There was a concern that artists based in Northern Ireland were missing a platform at Venice. But to attempt to remedy this by presenting artists from Northern Ireland as simply 'separate' and 'apart' from artists from the Republic of Ireland, and to not expect this act to be obliged to recognize complexities regarding identification, is funnily enough simply another 'Irish solu tion to an Irish problem'.

The title is from Shakespeare, HENRY V ACT III SCENE I (see poll overleaf)

1 In my defence, I must point out that this error I made in drawing up my poll and using the word 'pavilion' within it, is an error also made even in the foreword of the Northern Ireland Venice exhibition catalogue: "... 14 of Northern Ireland's finest contemporary artists to create the first pavilion in Venice...": The Nature of things - artists from Northern Ireland, 2005 (p.9)
2 See again footnote 1. Also note that many 'new' national pavilions have only been established after nonofficial, nonnational representation at Venice: eg Rachael Thomas curating Cerith Wynn Evans as an intervention in the British pavilion. 2001, an act ultimately leading towards the development of the first separate Welsh pavilion.

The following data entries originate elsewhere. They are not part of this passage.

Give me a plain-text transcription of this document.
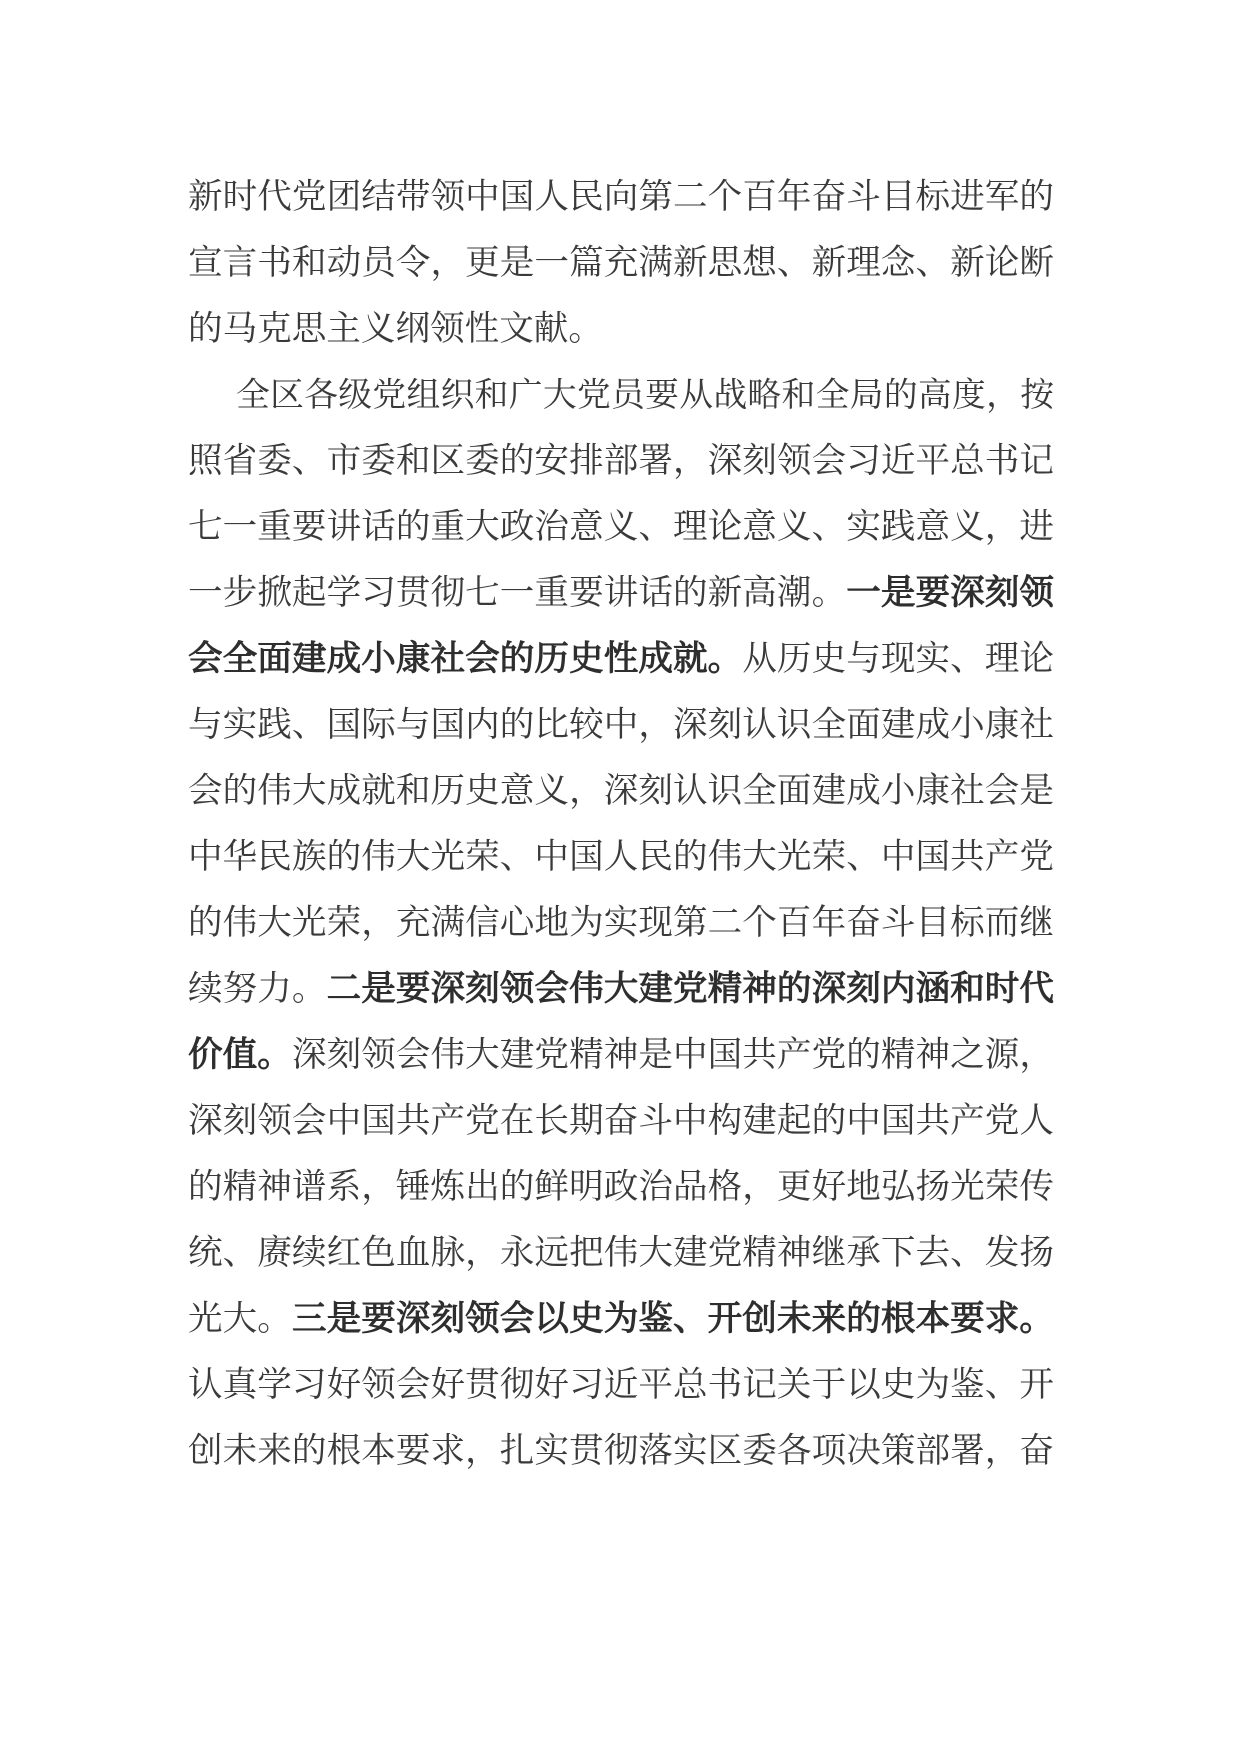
新时代党团结带领中国人民向第二个百年奋斗目标进军的
宣言书和动员令，更是一篇充满新思想、新理念、新论断
的马克思主义纲领性文献。
全区各级党组织和广大党员要从战略和全局的高度，按
照省委、市委和区委的安排部署，深刻领会习近平总书记
七一重要讲话的重大政治意义、理论意义、实践意义，进
一步掀起学习贯彻七一重要讲话的新高潮。一是要深刻领
会全面建成小康社会的历史性成就。从历史与现实、理论
与实践、国际与国内的比较中，深刻认识全面建成小康社
会的伟大成就和历史意义，深刻认识全面建成小康社会是
中华民族的伟大光荣、中国人民的伟大光荣、中国共产党
的伟大光荣，充满信心地为实现第二个百年奋斗目标而继
续努力。二是要深刻领会伟大建党精神的深刻内涵和时代
价值。深刻领会伟大建党精神是中国共产党的精神之源，
深刻领会中国共产党在长期奋斗中构建起的中国共产党人
的精神谱系，锤炼出的鲜明政治品格，更好地弘扬光荣传
统、赓续红色血脉，永远把伟大建党精神继承下去、发扬
光大。三是要深刻领会以史为鉴、开创未来的根本要求。
认真学习好领会好贯彻好习近平总书记关于以史为鉴、开
创未来的根本要求，扎实贯彻落实区委各项决策部署，奋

3 See points raised by Shane Cullen at a discussion in Temple Bar between the Venice Biennale Commissioners from the Republic of Ireland, Northern Ireland, Scotland and Wales, 24 February, 2005, printed in Printed project: "... [the situation that] exists at the moment seems to be defining territories"; from 'One closer to the other', Printed project, issue 05, May 2005, p.84.
4 Peter Gay, My German question, New Haven, Yale University Press, 1998, p.13
5 Shane Cullen, ibid: "... I actually think I preferred the situation where an artist from this part of Ireland and Northern Ireland worked together in a kind of ambiguous presentation without anything being so explicitly laid down."